Based on data insights:

What’s Working:

  • Cooperative model for tools
  • Farmer-to-farmer training
  • Multi-method approach
  • Awareness campaigns
  • CSR funding model

What’s Needed:

  • More Super-SMS availability
  • District-specific interventions
  • Stronger ex-situ markets
  • Government policy support
  • Multi-year commitments

Teaching Takeaways

Students should learn:

  1. Data visualization is a powerful tool for advocacy
  2. Context matters - Same data, different stories for different audiences
  3. Interactive tools engage stakeholders more effectively
  4. Multiple chart types reveal different insights
  5. Story structure makes data memorable
  6. Ethical considerations - Represent data honestly, acknowledge limitations

Practical Exercise

For students to try:

Using the CRM dataset, create a 3-slide presentation for:

  • Slide 1: Hook - One powerful statistic with visualization
  • Slide 2: Context - Supporting evidence with 2-3 charts
  • Slide 3: Call to action - What should the audience do?

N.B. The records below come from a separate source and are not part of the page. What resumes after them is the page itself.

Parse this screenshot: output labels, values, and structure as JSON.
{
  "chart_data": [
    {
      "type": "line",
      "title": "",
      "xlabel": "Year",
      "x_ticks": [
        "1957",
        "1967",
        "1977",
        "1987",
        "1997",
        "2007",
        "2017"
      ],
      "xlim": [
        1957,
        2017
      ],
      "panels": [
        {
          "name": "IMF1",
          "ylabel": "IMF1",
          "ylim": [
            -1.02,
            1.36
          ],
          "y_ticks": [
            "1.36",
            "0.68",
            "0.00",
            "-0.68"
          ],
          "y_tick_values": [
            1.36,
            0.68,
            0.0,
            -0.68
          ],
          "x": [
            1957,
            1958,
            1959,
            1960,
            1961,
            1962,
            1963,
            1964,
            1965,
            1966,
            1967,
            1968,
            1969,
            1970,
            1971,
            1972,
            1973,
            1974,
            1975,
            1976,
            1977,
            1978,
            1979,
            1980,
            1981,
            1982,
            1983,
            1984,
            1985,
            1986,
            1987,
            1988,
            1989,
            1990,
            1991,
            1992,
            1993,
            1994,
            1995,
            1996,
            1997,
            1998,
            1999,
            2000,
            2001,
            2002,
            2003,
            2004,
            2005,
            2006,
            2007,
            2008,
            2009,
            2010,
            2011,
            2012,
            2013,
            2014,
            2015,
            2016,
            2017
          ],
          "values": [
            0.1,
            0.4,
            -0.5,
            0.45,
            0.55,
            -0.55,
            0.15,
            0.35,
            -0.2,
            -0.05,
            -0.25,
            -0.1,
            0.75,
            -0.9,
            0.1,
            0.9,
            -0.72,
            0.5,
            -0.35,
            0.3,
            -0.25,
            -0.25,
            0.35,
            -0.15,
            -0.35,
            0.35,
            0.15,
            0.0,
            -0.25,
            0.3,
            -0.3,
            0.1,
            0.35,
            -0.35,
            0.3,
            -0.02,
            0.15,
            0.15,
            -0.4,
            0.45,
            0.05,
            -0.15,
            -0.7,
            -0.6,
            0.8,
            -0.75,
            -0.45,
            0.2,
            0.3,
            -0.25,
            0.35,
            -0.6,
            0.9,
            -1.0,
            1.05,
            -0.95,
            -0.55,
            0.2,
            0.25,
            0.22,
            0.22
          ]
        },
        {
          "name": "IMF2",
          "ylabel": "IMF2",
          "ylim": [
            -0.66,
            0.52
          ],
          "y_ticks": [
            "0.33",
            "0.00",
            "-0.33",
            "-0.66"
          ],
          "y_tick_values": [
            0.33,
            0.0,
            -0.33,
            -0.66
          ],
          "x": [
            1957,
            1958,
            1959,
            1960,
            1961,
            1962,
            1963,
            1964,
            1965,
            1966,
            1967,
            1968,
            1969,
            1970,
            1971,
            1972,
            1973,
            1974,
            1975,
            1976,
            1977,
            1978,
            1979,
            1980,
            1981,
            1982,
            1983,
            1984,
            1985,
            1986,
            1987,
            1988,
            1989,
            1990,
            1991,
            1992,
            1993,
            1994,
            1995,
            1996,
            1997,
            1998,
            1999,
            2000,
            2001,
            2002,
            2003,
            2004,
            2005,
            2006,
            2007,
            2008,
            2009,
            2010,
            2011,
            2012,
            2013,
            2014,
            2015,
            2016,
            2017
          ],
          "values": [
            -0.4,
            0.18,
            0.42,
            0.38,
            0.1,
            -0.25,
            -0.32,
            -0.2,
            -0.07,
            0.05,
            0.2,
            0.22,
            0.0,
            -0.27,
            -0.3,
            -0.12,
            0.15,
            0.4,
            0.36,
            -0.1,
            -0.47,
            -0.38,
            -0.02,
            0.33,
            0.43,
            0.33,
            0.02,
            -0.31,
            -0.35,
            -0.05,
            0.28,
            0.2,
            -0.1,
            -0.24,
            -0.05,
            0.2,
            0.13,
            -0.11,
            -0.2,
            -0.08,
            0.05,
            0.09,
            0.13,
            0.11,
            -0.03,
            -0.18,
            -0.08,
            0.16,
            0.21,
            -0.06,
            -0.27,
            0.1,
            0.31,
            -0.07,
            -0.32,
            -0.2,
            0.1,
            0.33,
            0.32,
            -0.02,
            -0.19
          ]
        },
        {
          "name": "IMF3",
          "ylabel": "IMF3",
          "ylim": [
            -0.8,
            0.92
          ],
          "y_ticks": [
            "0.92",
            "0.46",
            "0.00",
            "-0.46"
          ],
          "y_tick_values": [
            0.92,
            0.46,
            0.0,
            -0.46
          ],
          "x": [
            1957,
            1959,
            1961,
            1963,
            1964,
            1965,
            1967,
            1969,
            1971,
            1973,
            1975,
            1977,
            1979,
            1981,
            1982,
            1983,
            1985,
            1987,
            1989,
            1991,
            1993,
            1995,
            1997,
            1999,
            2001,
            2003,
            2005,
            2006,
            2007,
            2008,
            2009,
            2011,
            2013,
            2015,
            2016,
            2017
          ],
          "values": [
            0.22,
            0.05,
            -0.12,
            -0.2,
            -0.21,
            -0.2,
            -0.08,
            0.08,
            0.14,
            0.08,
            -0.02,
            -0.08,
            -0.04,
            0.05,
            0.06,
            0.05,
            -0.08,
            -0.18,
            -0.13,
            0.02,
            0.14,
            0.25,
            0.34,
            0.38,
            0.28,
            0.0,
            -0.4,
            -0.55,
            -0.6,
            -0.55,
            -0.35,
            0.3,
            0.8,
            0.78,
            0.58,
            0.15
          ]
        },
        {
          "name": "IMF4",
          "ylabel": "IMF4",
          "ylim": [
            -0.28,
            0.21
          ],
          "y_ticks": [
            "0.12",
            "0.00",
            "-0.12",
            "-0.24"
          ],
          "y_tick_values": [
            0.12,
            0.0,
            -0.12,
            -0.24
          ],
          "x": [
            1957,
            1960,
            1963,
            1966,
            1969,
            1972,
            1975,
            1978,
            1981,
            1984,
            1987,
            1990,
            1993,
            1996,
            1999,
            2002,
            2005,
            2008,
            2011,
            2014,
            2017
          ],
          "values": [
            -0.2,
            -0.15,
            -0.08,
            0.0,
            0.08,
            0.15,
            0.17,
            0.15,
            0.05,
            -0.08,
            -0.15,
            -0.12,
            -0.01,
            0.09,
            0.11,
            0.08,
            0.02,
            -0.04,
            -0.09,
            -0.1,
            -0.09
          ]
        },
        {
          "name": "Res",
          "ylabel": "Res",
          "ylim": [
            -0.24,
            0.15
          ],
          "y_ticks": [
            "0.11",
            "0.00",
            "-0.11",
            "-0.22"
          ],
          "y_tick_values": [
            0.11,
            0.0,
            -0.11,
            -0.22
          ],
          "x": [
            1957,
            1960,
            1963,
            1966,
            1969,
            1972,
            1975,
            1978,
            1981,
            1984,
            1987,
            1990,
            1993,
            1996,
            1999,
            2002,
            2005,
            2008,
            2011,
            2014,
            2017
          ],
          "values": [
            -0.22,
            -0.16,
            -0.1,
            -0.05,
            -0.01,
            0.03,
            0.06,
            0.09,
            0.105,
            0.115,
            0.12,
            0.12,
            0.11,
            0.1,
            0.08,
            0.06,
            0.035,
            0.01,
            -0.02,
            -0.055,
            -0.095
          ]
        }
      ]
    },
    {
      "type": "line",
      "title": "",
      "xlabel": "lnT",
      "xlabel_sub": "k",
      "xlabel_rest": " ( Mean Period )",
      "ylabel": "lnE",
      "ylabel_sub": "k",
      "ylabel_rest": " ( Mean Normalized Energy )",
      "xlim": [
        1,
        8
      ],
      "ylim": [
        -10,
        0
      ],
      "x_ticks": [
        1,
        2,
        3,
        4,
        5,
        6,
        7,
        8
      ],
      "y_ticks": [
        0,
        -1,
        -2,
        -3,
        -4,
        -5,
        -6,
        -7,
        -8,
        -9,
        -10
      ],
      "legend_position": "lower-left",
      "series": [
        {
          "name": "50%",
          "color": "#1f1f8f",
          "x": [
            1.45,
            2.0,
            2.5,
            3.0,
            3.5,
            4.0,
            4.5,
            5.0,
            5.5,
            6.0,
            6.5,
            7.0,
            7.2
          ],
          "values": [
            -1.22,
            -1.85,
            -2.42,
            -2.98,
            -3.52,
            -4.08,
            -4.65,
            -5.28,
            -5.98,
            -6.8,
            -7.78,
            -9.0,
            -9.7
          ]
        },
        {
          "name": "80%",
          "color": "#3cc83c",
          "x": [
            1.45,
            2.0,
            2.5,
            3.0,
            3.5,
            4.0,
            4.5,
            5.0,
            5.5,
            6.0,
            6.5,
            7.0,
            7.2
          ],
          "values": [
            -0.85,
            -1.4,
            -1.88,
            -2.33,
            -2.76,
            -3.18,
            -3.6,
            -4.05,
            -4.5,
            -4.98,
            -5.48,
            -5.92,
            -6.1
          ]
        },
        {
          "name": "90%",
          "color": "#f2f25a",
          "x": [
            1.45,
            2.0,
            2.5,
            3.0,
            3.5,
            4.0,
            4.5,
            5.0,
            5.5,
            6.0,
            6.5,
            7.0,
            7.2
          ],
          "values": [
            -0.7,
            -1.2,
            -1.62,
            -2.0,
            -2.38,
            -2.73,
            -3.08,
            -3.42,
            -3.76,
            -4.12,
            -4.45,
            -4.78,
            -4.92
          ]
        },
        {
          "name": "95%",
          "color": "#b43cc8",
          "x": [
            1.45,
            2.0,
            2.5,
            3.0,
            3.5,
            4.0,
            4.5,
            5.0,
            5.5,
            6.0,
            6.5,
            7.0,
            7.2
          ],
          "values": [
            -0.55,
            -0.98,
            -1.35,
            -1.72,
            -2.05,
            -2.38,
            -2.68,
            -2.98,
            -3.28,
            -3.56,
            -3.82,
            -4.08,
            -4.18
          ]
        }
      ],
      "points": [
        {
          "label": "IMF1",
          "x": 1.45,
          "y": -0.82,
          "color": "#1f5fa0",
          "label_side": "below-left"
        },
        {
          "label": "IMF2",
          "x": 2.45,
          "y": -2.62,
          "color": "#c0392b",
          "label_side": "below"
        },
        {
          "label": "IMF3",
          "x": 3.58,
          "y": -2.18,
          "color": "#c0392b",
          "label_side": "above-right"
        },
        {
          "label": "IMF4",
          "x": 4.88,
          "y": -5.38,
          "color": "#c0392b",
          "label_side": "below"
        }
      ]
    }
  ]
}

Tools: Tableau, Power BI, or R/Python

Time: 20-30 minutes

Present: 3-minute pitch to class

Resources & References

Books:

  • Knaflic, C.N. (2015). Storytelling with Data
  • Sringeswara, S. et al. (2022). Data Visualization and Storytelling

Articles:

  • Segel & Heer (2010). Narrative Visualization: Telling Stories with Data
  • Schwabish (2014). An Economist’s Guide to Visualizing Data

Tools:

Summary: The Power of Data Storytelling

“Numbers have an important story to tell. They rely on you to give them a clear and convincing voice.”

— Stephen Few

The CRM case shows:

  • Data can drive behavioral change
  • Visualization makes complex stories accessible
  • The right story structure engages stakeholders
  • Interactive tools empower decision-makers

For saving the planet, we need both:

Good data + ✅ Good storytelling = Real impact

Questions & Discussion

Open Discussion Topics:

  1. What visualization resonated most with you from the CRM case?

  2. How would you present this data to different audiences (farmers vs policymakers vs corporates)?

  3. What other data would strengthen the story?

  4. How can we ensure data visualization leads to action, not just awareness?

Thank You!

Key Message:

Data visualization and storytelling are essential skills for communicating insights and driving change.

Practice: The more you work with data and tell stories, the better you become.

Remember: Your audience doesn’t care about your data - they care about what your data means for them.

Next Steps

Apply these principles to your own projects and case studies!